Just came across a fascinating study by Dimension Data (in collaboration with Cisco) on the perception gap between “vendors” and “consumers” of speech-enabled self service solutions. By “vendors” the study refers to platform developers, system integrators, voice application developers, and speech technology vendors. 128 such vendors were surveyed for the study. By “consumers” they refer to callers who have interacted with speech-enabled self-service applications. They surveyed 1,203 such consumers.
The key findings revolve around 6 questions:
(1) How often would you prefer to use a speech recognition system rather than a touch-tone system? 9% of vendors answered “As little as possible,” while 45% of users gave that answer. A huge disconnect. On the flip side, 47% of users gave a qualified “Yes” — that is, they would prefer speech under some circumstances (depending on time of day, where the caller is, etc.), which tells us that users are not necessarily reflexively rejecting speech-enabled automation under all circumstances.
(2) What do you think is the main reason organizations provide automated services in their call centers? 69% of vendors said “to save money” compared to 54% of users. In other words, callers are no dupes: they fully understand what motivates to deployment of these solutions.
(3) What do you think is the most important benefit of using an automated system when you phone a call center? 51% of vendors mentioned “to avoid wait time” while 49% of users mentioned “24 x 7 service” against 18% who mentioned “Avoid wait time”! A remarkable mis-alignment and a clear opportunity for marketers and designers to exploit for increasing adoption.
(4) In general, when you’ve used a speech recognition system, which of the following best describes how well it helped you deal with your query? 77% of vendors said that it “Partially addressed the reason I called” while only 43% of users did. Another large gap. 2% of vendors responded with, “Did nothing I needed,” while 13% users gave that response. Again, another noticeable gap that points to excessive optimism from vendors. On the other hand, only 8% of vendors responded with “Fully addressed the reason I called,” while 18% of users gave that answer. In other words, it seems that vendor answers are driven by mushy conservative wishful thinking rather than insight into actual user reception.
(5) Having used a speech recognition automated system, would you now…? 44% of vendors responded with, “Be neutral to use one again” vs. only 28% of users giving the same answers. What is noteworthy is that a greater proportion of users (36%) responded with “Be happy to use one again” vs. 32% of vendors giving that answer, and a greater proportion of users (also 36%) responded with “Be reluctant to use one again” vs. 24% from vendors. In other words, just like question 4, users are more opinionated and have a less neutral disposition than vendors.
(6) The thing that annoys or irritates me most about using an automated speech application is when…. 41% of vendors answered with “System didn’t understand me,” vendors’ number one answer, while users’ number one answer was, “Transfer to agent with no context.” This is a fascinating disconnect.

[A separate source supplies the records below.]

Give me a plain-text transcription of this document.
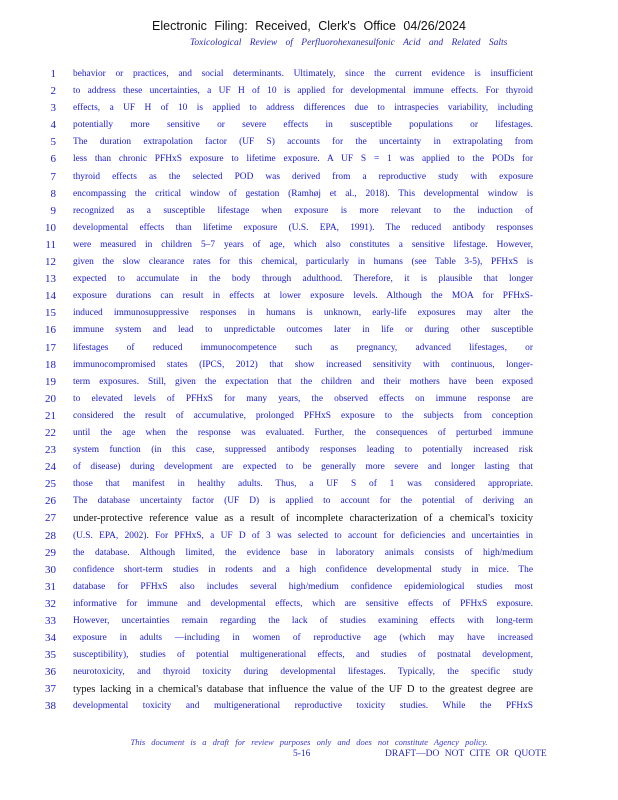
Electronic Filing: Received, Clerk's Office 04/26/2024
Toxicological Review of Perfluorohexanesulfonic Acid and Related Salts
1 behavior or practices, and social determinants. Ultimately, since the current evidence is insufficient
2 to address these uncertainties, a UF H of 10 is applied for developmental immune effects. For thyroid
3 effects, a UF H of 10 is applied to address differences due to intraspecies variability, including
4 potentially more sensitive or severe effects in susceptible populations or lifestages.
5 The duration extrapolation factor (UF S) accounts for the uncertainty in extrapolating from
6 less than chronic PFHxS exposure to lifetime exposure. A UF S = 1 was applied to the PODs for
7 thyroid effects as the selected POD was derived from a reproductive study with exposure
8 encompassing the critical window of gestation (Ramhøj et al., 2018). This developmental window is
9 recognized as a susceptible lifestage when exposure is more relevant to the induction of
10 developmental effects than lifetime exposure (U.S. EPA, 1991). The reduced antibody responses
11 were measured in children 5–7 years of age, which also constitutes a sensitive lifestage. However,
12 given the slow clearance rates for this chemical, particularly in humans (see Table 3-5), PFHxS is
13 expected to accumulate in the body through adulthood. Therefore, it is plausible that longer
14 exposure durations can result in effects at lower exposure levels. Although the MOA for PFHxS-
15 induced immunosuppressive responses in humans is unknown, early-life exposures may alter the
16 immune system and lead to unpredictable outcomes later in life or during other susceptible
17 lifestages of reduced immunocompetence such as pregnancy, advanced lifestages, or
18 immunocompromised states (IPCS, 2012) that show increased sensitivity with continuous, longer-
19 term exposures. Still, given the expectation that the children and their mothers have been exposed
20 to elevated levels of PFHxS for many years, the observed effects on immune response are
21 considered the result of accumulative, prolonged PFHxS exposure to the subjects from conception
22 until the age when the response was evaluated. Further, the consequences of perturbed immune
23 system function (in this case, suppressed antibody responses leading to potentially increased risk
24 of disease) during development are expected to be generally more severe and longer lasting that
25 those that manifest in healthy adults. Thus, a UF S of 1 was considered appropriate.
26 The database uncertainty factor (UF D) is applied to account for the potential of deriving an
27 under-protective reference value as a result of incomplete characterization of a chemical's toxicity
28 (U.S. EPA, 2002). For PFHxS, a UF D of 3 was selected to account for deficiencies and uncertainties in
29 the database. Although limited, the evidence base in laboratory animals consists of high/medium
30 confidence short-term studies in rodents and a high confidence developmental study in mice. The
31 database for PFHxS also includes several high/medium confidence epidemiological studies most
32 informative for immune and developmental effects, which are sensitive effects of PFHxS exposure.
33 However, uncertainties remain regarding the lack of studies examining effects with long-term
34 exposure in adults —including in women of reproductive age (which may have increased
35 susceptibility), studies of potential multigenerational effects, and studies of postnatal development,
36 neurotoxicity, and thyroid toxicity during developmental lifestages. Typically, the specific study
37 types lacking in a chemical's database that influence the value of the UF D to the greatest degree are
38 developmental toxicity and multigenerational reproductive toxicity studies. While the PFHxS
This document is a draft for review purposes only and does not constitute Agency policy.
5-16	DRAFT—DO NOT CITE OR QUOTE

Only 17% of users responded with, “System didn’t understand me.” Which simply means that it’s not speech recognition that users find annoying or irritating, but the experience with the application: an additional 16% of users said, “Can’t skip ahead” and 14% said, “No alternatives”. In other words, 67% of dissatisfaction revolves around the experience with the application. Vendors by contrast focused on technology, in this case ASR and CTI (“Transfer to agent with no context” receiving 38%). “Can’t skip” received 4% and “No alternative” a mere 1%.
The report gives a couple of general recommendations such as establishing “cross-functional engagement within organizations” and ensuring “contributions from non-technology stakeholders, e.g., marketing, customer services, and usability experts.” But that is no revelation to anyone who seriously engages in voice user interface design.
What would have made the study complete would have been including a third category of stakeholders: the companies that deploy these applications — i.e., the actual customers of the vendors. I suspect that since many of these customers are sold on the value of self-service applications by the very vendors surveyed in the study, a parallel mis-alignment between customer expectations and those of the ultimate users also holds.
The authors promise to run the survey year over year. Let’s keep our eyes open. Hopefully, vendors and customers will read the report and will begin to actually align their goals and values along those of end users.